Number of integer solutions for $x_1 + x_2 + x_3 + x_4 + x_5 + x_6 < 56$ where:
a) $x_i \geq 0$, for $1 \leq i \leq 6$
b) $x_i \geq -2$, for $1 \leq i \leq 6$
For part (a) the answer I got is $C(60,6) = 50,063,860$. Is this correct? I'm not sure how to do (b).
On
Alternatively, for Part (a), let $$x_7:=55-x_1-x_2-x_3-x_4-x_5-x_6\,.$$ Therefore, we are to solve for $(x_1,x_2,\ldots,x_7)\in\mathbb{Z}_{\geq 0}^7$ from the equation $$x_1+x_2+\ldots+x_7=55\,.$$ There are, by the star-and-bar method, $$\binom{55+7-1}{7-1}=55525372$$ solutions, as confirmed by Anurag A.

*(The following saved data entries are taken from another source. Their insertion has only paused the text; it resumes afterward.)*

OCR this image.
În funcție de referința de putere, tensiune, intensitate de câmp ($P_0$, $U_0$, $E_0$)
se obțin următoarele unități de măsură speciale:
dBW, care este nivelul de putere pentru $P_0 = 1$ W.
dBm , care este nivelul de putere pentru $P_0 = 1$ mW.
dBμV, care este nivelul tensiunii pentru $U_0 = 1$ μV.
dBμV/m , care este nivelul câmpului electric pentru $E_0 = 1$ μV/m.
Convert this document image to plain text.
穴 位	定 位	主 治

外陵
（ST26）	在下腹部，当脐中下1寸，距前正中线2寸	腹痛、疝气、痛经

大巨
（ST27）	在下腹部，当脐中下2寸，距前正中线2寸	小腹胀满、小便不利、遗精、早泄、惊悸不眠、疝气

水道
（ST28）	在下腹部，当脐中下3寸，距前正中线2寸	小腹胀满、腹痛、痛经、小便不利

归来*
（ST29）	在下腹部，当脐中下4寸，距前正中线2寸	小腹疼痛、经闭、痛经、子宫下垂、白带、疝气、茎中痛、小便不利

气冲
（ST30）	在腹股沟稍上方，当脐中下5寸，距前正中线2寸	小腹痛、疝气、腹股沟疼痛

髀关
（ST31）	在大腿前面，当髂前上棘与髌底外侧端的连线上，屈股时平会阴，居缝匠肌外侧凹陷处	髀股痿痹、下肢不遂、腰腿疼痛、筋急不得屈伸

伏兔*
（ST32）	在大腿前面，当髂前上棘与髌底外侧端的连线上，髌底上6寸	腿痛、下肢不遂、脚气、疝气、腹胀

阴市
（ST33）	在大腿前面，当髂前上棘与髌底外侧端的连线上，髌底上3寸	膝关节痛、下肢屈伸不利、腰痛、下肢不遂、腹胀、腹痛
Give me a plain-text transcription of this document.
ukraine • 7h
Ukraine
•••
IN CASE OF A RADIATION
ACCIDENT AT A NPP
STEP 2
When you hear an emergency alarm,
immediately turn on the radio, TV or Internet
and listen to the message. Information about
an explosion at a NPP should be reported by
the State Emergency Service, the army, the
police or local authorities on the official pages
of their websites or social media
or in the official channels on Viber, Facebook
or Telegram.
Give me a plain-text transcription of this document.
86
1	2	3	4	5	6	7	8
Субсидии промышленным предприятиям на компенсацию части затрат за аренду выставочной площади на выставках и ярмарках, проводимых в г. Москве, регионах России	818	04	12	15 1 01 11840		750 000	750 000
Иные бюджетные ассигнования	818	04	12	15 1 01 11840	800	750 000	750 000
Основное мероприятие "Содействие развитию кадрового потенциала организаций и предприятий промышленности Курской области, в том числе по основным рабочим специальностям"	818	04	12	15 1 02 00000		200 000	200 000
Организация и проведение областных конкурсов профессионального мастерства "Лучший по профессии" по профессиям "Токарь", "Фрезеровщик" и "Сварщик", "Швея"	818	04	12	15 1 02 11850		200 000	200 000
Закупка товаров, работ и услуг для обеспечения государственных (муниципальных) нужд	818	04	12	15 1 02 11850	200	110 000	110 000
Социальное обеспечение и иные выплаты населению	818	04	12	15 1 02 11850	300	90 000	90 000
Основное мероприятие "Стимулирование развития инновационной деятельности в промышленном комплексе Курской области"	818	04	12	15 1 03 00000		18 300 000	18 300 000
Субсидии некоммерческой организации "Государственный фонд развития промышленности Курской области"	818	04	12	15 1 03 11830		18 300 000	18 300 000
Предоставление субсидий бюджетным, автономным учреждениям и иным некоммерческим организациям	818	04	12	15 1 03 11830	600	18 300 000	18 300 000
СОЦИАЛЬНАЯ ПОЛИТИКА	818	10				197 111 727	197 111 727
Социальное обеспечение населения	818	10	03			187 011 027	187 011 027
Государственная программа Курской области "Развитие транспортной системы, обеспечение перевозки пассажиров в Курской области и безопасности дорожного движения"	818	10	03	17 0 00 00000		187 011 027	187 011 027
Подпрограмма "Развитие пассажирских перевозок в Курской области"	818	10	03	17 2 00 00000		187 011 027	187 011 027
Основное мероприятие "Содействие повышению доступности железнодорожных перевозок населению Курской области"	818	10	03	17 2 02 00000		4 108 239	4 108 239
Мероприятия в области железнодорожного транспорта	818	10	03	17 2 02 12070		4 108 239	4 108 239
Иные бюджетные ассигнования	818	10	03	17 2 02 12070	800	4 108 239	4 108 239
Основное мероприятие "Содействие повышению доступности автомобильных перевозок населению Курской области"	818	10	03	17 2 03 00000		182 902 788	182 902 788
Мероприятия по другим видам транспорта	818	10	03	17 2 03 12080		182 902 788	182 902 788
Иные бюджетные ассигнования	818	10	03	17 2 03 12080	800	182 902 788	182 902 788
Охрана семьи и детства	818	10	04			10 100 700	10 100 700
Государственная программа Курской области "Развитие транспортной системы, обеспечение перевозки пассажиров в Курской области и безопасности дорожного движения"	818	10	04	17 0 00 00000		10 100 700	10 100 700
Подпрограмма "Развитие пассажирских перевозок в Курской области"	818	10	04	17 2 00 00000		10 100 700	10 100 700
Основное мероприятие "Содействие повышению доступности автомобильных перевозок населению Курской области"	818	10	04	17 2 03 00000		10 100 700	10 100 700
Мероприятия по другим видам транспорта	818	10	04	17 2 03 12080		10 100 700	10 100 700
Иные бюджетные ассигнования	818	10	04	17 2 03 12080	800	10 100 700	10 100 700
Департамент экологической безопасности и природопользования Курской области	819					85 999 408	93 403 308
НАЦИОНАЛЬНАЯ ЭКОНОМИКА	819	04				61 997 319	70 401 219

For Part (b), with the substitution $y_i:=x_i+2$ and $$y_7:=67-y_1-y_2-y_3-y_4-y_5-y_6\,,$$ we are to solve for $\left(y_1,y_2,\ldots,y_7\right)\in\mathbb{Z}_{\geq 0}^7$ from the equation $$y_1+y_2+\ldots+y_7=67\,.$$ As before, there are $$\binom{67+7-1}{7-1}=170230452$$ solutions.
For (a). solutions to the inequality $x_1 + x_2 + x_3 + x_4 + x_5 + x_6 < 56$ are the union of the solution set of ALL of the following equations. $$x_1 + x_2 + x_3 + x_4 + x_5 + x_6 = k \quad \text{ where } k \in \{0,1,2, \ldots ,55\}.$$ For a given $k$, the number of solutions are given by $$\binom{k+6-1}{6-1}=\binom{k+5}{5}.$$ So the total number of solutions for the inequality will be $$\sum_{k=0}^{55}\binom{k+5}{5}=\color{blue}{55525372}.$$
For (b), define $y_i=x_i+2$, then substitute. Note that $y_i \geq 0$. Now use the method of (a).